O filme Quem vai ficar com Mary (de 1998) plantou duas sementinhas que até hoje seguem comigo: a ideologia highlander de que só pode haver um e a insegurança de não ser o escolhido.
No filme, vários caras tentam conquistar o coração e um lugar ao lado de Mary, uma moça bonita e simpática (não lembro se ela era inteligente, mas esse com certeza não era um destaque do filme… O que já serve para questionarmos como os papéis de gênero são mostrados na mídia; a mulher é tratada como um objeto, um prêmio a ser conquistado pelo galanteio do macho).
Em 1998 eu tinha uns 12 anos. Já pensava aqui e ali sobre sexo e relacionamentos e estava muito na onda “eu nunca vou encontrar alguém que me queira”. Aquela bobagem de guri novo, mas que assusta e machuca. Diga-se de passagem, esse é um tipo de insegurança que não desaparece tão fácil.

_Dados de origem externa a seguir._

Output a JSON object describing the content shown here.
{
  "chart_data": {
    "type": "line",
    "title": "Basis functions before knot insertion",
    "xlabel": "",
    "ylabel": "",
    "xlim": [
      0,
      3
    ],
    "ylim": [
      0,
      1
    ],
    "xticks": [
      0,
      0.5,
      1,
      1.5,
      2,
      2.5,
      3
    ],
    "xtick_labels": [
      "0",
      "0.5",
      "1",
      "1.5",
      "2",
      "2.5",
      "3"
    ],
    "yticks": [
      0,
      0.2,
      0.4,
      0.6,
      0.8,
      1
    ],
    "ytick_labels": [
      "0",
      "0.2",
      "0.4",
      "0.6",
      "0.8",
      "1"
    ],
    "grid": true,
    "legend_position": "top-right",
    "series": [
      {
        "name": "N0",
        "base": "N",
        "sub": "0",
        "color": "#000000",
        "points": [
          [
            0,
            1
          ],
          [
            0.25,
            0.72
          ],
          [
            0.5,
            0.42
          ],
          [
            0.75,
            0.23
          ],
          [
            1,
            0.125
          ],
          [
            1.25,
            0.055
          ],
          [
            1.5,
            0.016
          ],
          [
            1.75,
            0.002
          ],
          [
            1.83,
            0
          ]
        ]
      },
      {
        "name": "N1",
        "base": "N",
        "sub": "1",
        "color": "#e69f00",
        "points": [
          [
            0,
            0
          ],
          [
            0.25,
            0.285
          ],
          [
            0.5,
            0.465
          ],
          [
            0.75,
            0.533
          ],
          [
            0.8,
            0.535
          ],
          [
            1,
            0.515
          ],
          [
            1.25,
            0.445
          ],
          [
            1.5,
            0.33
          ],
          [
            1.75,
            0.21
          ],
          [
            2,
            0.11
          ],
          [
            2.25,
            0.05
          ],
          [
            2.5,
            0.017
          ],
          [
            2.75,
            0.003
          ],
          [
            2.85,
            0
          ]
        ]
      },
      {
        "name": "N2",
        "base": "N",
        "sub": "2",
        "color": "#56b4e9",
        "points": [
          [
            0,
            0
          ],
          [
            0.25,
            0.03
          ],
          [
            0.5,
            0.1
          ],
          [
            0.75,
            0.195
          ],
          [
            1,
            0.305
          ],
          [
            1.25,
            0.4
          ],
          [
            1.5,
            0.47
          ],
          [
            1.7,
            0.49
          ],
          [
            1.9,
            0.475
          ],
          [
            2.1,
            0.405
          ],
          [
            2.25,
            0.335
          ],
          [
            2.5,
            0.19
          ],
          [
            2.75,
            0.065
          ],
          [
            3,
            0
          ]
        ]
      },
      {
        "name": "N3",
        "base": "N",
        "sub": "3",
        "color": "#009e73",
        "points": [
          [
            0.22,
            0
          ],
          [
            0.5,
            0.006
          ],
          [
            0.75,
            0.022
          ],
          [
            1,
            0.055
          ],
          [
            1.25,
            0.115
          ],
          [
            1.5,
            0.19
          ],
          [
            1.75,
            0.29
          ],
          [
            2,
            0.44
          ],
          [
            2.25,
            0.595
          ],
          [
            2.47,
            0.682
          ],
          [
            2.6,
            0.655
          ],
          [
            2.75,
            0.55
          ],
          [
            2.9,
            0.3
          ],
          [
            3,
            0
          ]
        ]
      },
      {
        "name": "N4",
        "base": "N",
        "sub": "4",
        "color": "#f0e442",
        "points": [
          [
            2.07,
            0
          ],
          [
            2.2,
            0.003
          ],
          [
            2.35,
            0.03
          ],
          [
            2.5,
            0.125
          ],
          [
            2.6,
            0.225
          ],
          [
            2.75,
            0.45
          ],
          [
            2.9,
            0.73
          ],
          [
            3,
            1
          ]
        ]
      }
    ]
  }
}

Meus namoros até hoje sempre foram monogâmicos, ou seja, seguiam o modelo do filme. De todas as pessoas do mundo, escolhe-se uma e fica-se só com ela. Na hora da conquista bate aquela ansiedade, será que quem eu ‘escolhi’ também vai me ‘escolher’?
Fora dos namoros, porém, é aquela dança das cadeiras. Experimenta um, conhece outro, tem encontros frustrados, leva bolos, sofre, passa o rodo. Tudo sempre voltado ao mesmo objetivo: encontrar uma pessoa que satisfaça a todos os critérios de excitação estética, emocional, física, intelectual etc. A pessoa perfeita.

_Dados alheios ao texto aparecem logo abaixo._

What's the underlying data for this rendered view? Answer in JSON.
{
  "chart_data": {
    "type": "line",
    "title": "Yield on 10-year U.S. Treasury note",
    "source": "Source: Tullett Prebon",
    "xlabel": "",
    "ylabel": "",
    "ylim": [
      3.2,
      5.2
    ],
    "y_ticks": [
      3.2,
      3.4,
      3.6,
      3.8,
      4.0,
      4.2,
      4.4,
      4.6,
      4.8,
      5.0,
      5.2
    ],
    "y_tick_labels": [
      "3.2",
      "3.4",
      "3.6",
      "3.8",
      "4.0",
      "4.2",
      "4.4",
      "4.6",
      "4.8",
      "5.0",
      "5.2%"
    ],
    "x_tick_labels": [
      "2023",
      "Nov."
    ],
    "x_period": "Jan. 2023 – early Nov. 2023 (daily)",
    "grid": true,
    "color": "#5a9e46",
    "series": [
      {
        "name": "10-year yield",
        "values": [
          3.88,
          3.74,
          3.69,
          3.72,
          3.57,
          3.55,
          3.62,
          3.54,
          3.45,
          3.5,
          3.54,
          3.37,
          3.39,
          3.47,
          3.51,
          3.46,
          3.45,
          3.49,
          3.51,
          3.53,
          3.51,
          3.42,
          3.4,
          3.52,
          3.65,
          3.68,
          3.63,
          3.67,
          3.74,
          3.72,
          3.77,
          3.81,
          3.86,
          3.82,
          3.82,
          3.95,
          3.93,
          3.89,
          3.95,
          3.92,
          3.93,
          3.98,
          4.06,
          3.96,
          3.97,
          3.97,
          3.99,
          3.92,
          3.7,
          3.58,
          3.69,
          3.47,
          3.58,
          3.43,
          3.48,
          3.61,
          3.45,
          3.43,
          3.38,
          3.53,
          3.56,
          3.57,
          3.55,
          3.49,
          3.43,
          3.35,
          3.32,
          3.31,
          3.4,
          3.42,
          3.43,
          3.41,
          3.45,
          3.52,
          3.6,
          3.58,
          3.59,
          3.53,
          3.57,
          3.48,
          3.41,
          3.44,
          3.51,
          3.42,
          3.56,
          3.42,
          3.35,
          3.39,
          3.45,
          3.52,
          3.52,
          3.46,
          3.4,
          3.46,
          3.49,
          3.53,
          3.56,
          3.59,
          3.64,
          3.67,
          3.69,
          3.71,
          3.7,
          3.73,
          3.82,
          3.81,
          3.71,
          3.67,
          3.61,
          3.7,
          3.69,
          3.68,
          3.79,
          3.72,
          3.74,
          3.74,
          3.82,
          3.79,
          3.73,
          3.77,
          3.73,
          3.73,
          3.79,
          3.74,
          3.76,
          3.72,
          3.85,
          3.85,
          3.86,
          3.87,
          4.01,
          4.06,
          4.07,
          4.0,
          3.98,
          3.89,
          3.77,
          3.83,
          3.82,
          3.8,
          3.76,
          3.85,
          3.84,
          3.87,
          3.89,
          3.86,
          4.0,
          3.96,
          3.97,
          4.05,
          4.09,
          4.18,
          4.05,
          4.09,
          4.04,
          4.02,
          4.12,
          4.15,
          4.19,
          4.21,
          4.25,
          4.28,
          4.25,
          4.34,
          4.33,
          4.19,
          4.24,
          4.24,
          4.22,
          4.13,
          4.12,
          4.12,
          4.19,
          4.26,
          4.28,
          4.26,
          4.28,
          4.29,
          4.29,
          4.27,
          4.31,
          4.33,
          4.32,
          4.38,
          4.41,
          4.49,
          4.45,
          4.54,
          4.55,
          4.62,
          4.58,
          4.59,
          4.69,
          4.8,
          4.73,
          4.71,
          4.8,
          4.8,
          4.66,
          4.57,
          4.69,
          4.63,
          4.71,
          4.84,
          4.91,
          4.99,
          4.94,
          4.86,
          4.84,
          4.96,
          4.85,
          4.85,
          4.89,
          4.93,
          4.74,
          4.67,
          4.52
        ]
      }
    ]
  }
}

Em meio a todo esse processo, raras vezes eu me perguntei por que escolher só uma pessoa?
Enquanto há a possibilidade de só nos relacionarmos com uma pessoa por vez, temos que lutar para sermos escolhidos por aquele que atende aos nossos desejos e, depois, para manter a relação andando.
Tenho a impressão que a tônica desse modelo é a competição para ver quem consegue o melhor namoro/casamento. Tem mais a ver com estar seguro e se sentir protegido desse mundão gigante e cheio de possibilidades, do que tem a ver com estar com pessoas que amamos.

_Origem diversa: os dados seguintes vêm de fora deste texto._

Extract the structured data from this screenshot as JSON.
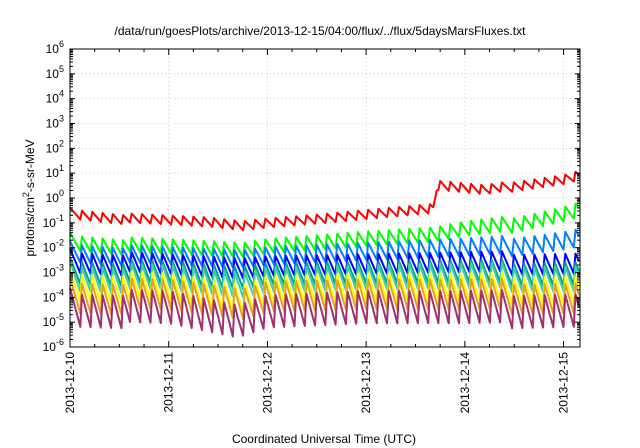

Pensar que eu não preciso escolher me deixa um pouco mais livre para experimentar a vida, conhecer as pessoas a fundo e estabelecer relacionamentos mais valiosos. Sei que muitas pessoas vão fugir dessas ideias, inclusive muitas pessoas maravilhosas. Sei que a insegurança e a carência muitas vezes vão tentar comer o meu coração. Sei que não é um caminho convencional.
Mas será impossível? Espero que não.